Total power consumption, which is estimated in simulations by multiplying the supply voltage and the current drawn from the power supply, is compared in Table 4 , where the proposed encoding reduces the largest amount of the power consumption, which is 43.7% on average. The average reductions of the column inversion, the row inversion and the word line collapsing are 5.7%, 33.0% and 8.8%, respectively. The power consumption reduction of the word line collapsing is small because the power consumption depends on data pattern and the data pattern read in each access to a word-line collapsed ROM is the same as the data pattern read in the original ROM and hence the power consumption in each access is almost the same in both ROMs. Fig. 8 shows the reduction in the number of 1's in Compensation FIR filter in a digital down converter of a GSM system by using PM algorithm in [6] ROM data and the power consumption reduction of the memory cell array. By investigating Fig. 8 , we can find that the amount of the power consumption reduction in memory cell array is very close to that of the reduction in the number of 1's, which agrees with Eqs. (1) and (2) that state the power consumption is proportional to the bit line and the word line capacitances that increase with the increment in the number of 1's. By encoding ROM data, most of the power consumption reduction is achieved in memory cell area as can be seen in Table 5 , where the detailed power consumptions in the coefficient ROM of a digital down converter exploited in a GSM system are shown. Data encoding methods need blocks, which consume additional power, to decode the encoded data. XOR gates are used in row inversion and the proposed encoding whereas inverters are used in column inversion. In Table  5 , although we can achieve 495.9 μW of power reduction in memory cell array by applying the proposed encoding, total power reduction decreases to 466.4 μW since F/Fs and decoding blocks consume the additional power of 29.5 μW. By comparing Tables 3 and 4 , we can recognize that the reduction of total power consumption is smaller than that of the number of 1's due to the additional blocks when data encodings are applied. The word-line collapsed ROM consumes larger amount of power than the ROM exploiting the proposed method since the word line collapsing achieves smaller power consumption reduction in memory cell array.

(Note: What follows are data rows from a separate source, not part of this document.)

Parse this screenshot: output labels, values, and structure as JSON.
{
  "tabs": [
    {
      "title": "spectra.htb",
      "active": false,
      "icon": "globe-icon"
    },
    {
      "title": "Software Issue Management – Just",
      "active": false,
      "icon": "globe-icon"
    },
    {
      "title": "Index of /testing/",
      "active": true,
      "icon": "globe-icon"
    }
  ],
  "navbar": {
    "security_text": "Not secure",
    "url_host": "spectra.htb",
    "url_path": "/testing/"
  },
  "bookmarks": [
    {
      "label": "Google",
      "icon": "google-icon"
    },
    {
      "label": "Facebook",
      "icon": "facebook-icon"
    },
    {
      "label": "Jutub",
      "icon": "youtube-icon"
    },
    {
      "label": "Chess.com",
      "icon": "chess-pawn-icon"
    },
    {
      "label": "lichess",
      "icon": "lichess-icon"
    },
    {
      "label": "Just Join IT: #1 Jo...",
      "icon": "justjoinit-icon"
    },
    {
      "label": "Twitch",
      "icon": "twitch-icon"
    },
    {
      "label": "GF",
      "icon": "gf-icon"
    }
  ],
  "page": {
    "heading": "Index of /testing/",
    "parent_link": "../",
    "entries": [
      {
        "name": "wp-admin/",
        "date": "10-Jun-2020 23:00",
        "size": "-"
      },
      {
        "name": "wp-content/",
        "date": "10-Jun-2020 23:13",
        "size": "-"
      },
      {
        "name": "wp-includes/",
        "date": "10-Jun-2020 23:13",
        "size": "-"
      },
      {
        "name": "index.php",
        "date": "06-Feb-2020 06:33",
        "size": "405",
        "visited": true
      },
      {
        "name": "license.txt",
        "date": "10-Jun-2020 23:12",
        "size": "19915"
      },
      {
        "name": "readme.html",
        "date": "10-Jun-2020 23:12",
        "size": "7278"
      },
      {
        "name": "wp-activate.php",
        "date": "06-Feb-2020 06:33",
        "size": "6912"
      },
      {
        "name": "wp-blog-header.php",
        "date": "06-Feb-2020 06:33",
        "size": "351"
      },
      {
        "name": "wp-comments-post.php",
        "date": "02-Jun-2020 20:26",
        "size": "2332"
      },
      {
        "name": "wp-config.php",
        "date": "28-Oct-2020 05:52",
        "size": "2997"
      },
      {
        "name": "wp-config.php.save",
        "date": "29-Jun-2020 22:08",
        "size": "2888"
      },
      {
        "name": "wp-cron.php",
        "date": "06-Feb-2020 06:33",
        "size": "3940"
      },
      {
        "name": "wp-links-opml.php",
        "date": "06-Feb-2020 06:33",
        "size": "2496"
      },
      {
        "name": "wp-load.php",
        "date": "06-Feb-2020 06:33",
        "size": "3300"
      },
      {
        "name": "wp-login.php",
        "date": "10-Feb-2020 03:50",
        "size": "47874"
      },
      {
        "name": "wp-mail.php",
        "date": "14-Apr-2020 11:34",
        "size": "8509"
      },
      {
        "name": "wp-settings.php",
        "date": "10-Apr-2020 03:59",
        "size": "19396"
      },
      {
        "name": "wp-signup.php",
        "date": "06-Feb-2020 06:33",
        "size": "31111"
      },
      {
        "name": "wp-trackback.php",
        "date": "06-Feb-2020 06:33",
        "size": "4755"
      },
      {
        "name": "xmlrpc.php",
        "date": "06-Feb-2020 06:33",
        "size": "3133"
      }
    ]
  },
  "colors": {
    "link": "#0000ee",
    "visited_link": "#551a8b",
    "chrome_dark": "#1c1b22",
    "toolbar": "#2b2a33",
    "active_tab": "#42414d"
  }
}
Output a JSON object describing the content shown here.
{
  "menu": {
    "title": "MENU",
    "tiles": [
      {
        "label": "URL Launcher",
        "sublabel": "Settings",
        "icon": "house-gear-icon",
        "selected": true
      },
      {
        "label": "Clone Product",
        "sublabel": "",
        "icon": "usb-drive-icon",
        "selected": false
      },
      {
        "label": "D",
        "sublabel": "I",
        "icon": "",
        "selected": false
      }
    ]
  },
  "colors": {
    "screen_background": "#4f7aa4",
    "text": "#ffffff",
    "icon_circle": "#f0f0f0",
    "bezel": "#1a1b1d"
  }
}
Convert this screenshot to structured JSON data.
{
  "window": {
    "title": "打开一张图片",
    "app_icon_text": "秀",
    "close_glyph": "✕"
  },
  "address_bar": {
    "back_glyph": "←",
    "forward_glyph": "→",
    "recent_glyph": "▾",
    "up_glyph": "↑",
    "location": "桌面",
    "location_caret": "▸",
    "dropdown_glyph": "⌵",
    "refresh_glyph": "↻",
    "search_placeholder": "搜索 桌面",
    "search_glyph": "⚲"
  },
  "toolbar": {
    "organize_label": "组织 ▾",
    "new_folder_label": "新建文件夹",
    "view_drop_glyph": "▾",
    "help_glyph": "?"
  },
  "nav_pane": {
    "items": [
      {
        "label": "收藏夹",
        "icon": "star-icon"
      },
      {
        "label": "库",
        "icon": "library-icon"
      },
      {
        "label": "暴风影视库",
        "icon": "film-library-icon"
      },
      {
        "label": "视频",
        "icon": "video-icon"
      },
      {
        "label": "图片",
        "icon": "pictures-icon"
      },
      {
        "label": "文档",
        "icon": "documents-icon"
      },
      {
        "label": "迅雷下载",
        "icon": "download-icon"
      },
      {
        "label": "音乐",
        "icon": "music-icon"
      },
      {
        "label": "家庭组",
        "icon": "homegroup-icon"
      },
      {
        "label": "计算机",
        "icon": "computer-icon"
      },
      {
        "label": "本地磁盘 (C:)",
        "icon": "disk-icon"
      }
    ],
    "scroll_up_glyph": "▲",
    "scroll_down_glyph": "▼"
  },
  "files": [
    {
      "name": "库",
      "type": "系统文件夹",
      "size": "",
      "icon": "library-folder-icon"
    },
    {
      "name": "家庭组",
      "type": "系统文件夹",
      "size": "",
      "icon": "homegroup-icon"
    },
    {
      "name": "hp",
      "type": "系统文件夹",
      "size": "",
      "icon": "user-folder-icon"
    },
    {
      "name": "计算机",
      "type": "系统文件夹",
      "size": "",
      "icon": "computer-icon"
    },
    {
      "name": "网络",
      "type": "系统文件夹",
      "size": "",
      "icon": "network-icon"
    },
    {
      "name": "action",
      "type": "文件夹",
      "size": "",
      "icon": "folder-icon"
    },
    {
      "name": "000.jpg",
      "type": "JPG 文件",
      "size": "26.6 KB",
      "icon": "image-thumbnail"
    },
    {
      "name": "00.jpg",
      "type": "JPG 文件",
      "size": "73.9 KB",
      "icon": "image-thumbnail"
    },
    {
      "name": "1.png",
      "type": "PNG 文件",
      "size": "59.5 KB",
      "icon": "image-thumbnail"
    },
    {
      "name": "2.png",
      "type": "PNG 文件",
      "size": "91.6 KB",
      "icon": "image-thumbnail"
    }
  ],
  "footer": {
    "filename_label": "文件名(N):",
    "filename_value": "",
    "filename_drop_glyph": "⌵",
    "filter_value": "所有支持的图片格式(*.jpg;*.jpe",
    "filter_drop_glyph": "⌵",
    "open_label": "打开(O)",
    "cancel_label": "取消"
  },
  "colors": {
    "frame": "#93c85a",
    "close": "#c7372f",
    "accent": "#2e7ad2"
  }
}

As can be seen in Table 5 , even though the decoding block of the proposed encoding consumes larger amount of power than those of the previous methods, the total power consumption of the proposed encoding is smaller than those of the previous methods since the proposed encoding effectively reduces the power consumption by encoding ROM data with the consideration of the sequential access pattern in addition to sign inversion that reduces the number of 1's generated in sign extension.
V. CONCLUSIONS
In this paper, we propose a new access pattern-aware ROM data encoding that can be applied to the design of a ROM that is accessed sequentially. The proposed method encodes each bit line by grouping two consecutive bits and decodes the encoded data by using D F/Fs and XOR gates. By applying the proposed method, we can reduce the number of 1's and the power consumption by 50.7% and 43.7% on the average, respectively. *"(-or +)" means the amount of reduction in μW.